Coristine, a recent high school graduate-turned-technologist, was part of the small group of Musk loyalists recently granted full-time positions at the General Services Administration, which the so-called Department of Government Efficiency used as its main hub.
A White House official confirmed that he resigned Monday, though the reasons remain unclear. By Tuesday afternoon, his government email and Google Workspace accounts were deactivated, and his name was removed from the internal White House DOGE directory.
Coristine’s time at DOGE was short but chaotic. Hired early in President Donald Trump’s second term, he quickly became an example of the agency’s dysfunction: young, unqualified, and given broad access to sensitive government systems. He attended high-level meetings across federal agencies, including the State Department, the Department of Homeland Security, and the Department of Education.

His persona only made things more absurd. Coristine embraced the nickname “Big Balls,” even adding it to his LinkedIn profile—something Musk reportedly found hilarious.
“People on LinkedIn take themselves, like, super seriously and are pretty averse to risk, and I was like, ‘I want to be neither of those things,’” Coristine said in a Fox News interview in May. “Honestly, I didn’t even think anyone would notice.”
Well, they noticed. And so did the cast of “Saturday Night Live,” which mentioned him during a cold open in March.
But it wasn’t just the nickname that attracted attention. Coristine’s rapid rise—from Neuralink intern and Northeastern University engineering student to DOGE protégé—worried longtime civil servants. He had previously been fired from a data security firm after allegedly leaking sensitive information to a competitor.
Still, he wasn’t a passive figure. Since February, Coristine had been involved in several high-stakes DOGE projects, including efforts to cut the budget at the State Department, where he helped plan the closure of diplomatic posts and layoffs of foreign service staff.

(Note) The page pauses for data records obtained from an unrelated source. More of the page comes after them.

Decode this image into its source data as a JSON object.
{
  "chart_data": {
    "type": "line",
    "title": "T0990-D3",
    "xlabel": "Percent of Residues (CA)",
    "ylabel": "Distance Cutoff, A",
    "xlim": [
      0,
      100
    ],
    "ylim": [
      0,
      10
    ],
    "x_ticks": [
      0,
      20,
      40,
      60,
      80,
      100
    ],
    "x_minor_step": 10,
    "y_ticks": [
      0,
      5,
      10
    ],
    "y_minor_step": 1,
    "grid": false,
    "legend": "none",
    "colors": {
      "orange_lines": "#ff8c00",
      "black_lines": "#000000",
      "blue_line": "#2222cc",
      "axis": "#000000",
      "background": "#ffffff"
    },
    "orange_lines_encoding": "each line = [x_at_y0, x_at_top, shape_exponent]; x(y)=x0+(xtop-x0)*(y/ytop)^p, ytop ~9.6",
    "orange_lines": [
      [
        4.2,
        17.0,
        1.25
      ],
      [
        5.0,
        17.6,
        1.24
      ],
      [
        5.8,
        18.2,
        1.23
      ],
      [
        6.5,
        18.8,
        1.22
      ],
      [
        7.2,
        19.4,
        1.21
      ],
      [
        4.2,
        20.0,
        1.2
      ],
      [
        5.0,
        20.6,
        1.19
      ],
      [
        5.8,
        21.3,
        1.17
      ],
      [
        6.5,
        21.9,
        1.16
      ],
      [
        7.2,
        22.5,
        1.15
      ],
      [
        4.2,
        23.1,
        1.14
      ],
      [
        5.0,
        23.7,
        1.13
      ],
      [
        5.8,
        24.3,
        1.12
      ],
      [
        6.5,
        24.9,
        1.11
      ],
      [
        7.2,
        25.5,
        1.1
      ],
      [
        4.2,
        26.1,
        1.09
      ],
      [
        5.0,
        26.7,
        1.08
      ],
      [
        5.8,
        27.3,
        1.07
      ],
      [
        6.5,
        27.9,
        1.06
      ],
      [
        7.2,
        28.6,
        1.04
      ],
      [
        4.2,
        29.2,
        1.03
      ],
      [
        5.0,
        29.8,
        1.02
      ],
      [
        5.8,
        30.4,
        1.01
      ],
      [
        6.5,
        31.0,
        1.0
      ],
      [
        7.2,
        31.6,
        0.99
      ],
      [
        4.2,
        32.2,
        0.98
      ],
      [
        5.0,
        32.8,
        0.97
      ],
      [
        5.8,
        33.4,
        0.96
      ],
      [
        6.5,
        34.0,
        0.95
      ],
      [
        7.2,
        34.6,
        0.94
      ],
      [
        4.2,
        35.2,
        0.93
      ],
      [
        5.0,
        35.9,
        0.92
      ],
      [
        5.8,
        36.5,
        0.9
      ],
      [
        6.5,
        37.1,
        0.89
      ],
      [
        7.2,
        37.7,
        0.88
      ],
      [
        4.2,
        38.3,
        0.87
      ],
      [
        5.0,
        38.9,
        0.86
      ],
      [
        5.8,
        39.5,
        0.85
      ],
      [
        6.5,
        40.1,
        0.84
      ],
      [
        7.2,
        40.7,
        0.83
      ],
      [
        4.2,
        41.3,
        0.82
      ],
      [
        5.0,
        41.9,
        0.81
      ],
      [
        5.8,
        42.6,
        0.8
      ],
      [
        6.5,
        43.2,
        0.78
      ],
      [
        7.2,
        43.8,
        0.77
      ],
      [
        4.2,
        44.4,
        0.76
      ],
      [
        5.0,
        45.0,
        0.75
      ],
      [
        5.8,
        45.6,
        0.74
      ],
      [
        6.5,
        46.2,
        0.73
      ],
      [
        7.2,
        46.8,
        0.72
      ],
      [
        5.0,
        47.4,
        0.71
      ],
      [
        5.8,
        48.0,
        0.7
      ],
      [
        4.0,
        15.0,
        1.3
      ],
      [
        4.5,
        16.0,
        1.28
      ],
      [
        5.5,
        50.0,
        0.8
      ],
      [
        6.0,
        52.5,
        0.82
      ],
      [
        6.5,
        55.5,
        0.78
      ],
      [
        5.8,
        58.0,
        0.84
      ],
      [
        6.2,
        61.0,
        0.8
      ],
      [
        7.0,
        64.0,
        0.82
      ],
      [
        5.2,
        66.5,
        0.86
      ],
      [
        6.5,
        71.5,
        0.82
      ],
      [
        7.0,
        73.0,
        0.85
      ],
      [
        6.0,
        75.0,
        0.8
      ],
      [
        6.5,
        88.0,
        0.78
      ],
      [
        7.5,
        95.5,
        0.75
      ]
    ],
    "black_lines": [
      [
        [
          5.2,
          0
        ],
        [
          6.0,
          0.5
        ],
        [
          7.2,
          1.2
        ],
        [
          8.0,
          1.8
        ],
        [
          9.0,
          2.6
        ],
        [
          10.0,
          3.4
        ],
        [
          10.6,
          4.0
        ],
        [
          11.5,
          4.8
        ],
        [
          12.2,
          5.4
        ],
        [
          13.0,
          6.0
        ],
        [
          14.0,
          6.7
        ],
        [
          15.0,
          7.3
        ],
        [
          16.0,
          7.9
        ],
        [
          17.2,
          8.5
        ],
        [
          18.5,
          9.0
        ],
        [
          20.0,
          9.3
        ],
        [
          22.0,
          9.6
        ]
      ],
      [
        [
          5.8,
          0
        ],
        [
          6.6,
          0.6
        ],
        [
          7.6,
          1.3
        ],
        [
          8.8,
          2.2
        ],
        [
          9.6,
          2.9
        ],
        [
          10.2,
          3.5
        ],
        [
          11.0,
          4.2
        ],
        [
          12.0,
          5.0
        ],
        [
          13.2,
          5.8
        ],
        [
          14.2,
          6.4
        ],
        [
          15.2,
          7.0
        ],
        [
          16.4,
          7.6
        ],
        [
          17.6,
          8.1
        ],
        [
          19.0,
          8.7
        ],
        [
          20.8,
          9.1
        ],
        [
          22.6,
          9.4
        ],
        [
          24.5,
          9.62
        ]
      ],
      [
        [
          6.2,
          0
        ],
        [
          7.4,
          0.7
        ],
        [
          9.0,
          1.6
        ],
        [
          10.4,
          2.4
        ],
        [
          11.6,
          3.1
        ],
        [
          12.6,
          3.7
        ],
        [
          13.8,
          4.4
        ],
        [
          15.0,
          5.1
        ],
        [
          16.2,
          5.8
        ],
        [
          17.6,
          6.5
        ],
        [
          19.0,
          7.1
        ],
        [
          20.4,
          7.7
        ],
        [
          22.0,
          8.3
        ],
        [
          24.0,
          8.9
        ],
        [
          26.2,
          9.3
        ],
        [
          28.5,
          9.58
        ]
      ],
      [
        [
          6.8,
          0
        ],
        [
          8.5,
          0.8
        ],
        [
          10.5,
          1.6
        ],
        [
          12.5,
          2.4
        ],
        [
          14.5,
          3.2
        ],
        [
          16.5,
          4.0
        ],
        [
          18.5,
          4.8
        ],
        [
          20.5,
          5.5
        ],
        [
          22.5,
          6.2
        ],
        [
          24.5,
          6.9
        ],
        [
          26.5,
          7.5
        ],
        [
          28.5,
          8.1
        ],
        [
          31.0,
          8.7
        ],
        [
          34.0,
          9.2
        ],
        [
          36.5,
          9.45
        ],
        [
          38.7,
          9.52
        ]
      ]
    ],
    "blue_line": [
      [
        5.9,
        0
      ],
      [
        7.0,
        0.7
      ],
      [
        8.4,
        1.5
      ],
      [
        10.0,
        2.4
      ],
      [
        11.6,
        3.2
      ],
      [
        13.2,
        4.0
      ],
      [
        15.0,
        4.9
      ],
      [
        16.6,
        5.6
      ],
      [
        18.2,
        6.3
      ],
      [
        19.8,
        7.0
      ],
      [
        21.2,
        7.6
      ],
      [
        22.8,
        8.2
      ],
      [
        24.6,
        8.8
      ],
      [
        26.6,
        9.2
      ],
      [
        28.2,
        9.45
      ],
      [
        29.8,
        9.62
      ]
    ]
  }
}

He also participated in activities at the U.S. Agency for International Development and U.S. Citizenship and Immigration Services, and he reportedly attended a Commerce Department meeting about Trump’s “gold card” visa plan, which offers citizenship for $5 million. Just days before his resignation, he was meeting with Treasury officials, according to WIRED.
Democrats, unsurprisingly, celebrated his departure.
“He got DOGE’d. Gone but not forgotten,” Rep. Jared Moskowitz of Florida wrote on X.
“That must be deflating,” quipped Sen. Ruben Gallego of Arizona.
Coristine’s exit comes after Musk’s own departure, suggesting that DOGE’s scorched-earth phase may soon be coming to an end.
Since Musk’s messy breakup with Trump, DOGE staffers have been preparing for the fallout. According to The Washington Post, some of Musk’s allies were already losing access to Federal Aviation Administration buildings. Even before the public feud, Cabinet secretaries had already begun reasserting control over hiring.
Maybe this really is the beginning of the end—and with it, the collapse of a reckless cost-cutting campaign that gutted everything from Social Security to scientific research.